Colcha de tecidos, com fundo preto e sobreposição de pequenas flores de retalhos coloridos. Costura. Técnica muito utilizada no interior, longe das grandes cidades. Figuras ordenadas em fileiras, quase seguindo uma ordem na disposição das cores. Patschwork. Revela o jeito simples de viver, decorar e “cuidar” da casa. Delicadeza nos detalhes e nas formas utilizadas.
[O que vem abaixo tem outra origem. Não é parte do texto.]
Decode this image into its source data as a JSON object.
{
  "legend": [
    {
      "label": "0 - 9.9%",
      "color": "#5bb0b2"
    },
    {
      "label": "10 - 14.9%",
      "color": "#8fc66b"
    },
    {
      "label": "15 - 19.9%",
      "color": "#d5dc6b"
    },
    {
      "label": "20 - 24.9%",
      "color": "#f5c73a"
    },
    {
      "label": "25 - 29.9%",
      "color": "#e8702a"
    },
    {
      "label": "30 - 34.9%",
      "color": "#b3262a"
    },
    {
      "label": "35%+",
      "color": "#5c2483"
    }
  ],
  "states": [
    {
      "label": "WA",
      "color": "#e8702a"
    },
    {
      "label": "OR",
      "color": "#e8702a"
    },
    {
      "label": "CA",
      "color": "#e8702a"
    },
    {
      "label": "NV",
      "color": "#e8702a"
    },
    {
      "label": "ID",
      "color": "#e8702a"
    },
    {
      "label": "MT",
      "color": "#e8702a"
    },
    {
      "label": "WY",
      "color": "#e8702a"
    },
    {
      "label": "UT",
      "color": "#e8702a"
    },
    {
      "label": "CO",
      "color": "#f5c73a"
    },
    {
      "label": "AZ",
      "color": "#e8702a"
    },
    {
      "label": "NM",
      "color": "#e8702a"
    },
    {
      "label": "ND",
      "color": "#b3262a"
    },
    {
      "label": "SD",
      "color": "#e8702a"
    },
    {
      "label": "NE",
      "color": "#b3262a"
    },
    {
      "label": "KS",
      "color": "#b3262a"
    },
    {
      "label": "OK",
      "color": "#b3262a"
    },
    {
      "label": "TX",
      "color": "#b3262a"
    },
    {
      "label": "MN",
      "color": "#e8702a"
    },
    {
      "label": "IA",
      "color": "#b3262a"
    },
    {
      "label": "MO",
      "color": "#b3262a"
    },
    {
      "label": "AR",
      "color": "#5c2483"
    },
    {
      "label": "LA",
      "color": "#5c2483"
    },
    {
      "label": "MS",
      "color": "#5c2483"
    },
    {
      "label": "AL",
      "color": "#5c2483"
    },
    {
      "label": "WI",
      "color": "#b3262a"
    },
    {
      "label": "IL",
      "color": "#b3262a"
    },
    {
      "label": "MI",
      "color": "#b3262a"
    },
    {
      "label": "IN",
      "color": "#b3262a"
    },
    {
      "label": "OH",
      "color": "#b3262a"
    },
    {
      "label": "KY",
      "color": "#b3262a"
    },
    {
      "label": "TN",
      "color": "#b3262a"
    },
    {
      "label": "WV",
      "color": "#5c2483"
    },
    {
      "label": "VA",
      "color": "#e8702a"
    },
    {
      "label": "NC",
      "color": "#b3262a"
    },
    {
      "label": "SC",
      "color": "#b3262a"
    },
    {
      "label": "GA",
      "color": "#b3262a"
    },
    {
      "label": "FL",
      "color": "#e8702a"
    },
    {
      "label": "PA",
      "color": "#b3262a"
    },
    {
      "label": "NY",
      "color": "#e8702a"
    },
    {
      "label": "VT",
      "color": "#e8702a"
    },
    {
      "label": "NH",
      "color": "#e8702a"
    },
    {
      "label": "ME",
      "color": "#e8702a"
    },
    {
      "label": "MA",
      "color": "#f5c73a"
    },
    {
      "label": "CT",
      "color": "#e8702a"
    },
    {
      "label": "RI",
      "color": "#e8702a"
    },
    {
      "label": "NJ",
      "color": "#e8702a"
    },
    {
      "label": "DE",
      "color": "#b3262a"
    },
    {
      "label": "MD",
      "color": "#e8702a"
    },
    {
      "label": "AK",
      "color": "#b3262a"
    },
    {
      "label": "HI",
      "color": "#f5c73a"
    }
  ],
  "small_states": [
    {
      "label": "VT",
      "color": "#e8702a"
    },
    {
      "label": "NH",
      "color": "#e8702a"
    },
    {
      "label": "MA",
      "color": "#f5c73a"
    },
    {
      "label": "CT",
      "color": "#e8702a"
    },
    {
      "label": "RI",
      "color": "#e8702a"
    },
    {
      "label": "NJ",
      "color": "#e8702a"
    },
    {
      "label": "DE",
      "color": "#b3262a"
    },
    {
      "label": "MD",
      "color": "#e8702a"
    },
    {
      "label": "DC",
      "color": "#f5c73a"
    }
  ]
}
Artefatos como toalhas de mesa, cortinas, colchas, cobre-leitos, mantas para sofás, almofadas coloridas, assentos para cadeiras, panos de prato, tapetes, protetores de fogão, geladeira e tantos outros servem para a proteção de peças e mobiliários, bem como revelam certo “capricho” e apreço pelo “lar”. Em algumas regiões do país, estampas e formatos derivam da colonização açoriana, portuguesa. Em outras, a tradição de povos europeus, como os alemães, poloneses, italianos e outros. 


VASO DE CERÂMICA


Mostra Cultural numa escola da rede privada em Goiânia. Tema: Homenagem à artista Goiandira. Várias peças trabalhadas com areia colorida, entre elas, vasos de barro.
Peça de cerâmica trabalhada com areia colorida. Detalhes geometrizados semelhantes à grafismos indígenas. Vaso utilitário decorado com areia colorida, imitando grafismos indígenas e homenageando a artista GOIANDIRA. As peças de barro produzidas pelos índios marajoara, denominadas de “cerâmica marajoara” possuem características semelhantes. Peças tradicionais produzidas em barro, com a finalidade utilitária, como potes, moringas de água, copos, jarros, panelas e vasos. Retrata a vida no campo e do homem rude, do sertanejo e da cozinheira em volta do fogão à lenha a preparar os alimentos nas panelas de barro. Os detalhes coloridos que representam grafismos indígenas, com desenhos que imitam a natureza, utilizando areia, mineral natural, remete à simplicidade, ao básico e á valorização do detalhe decorativo nas peças de uso cotidiano. 


Habituar-se a observar o que está à nossa volta, pode revelar uma faceta oculta do belo.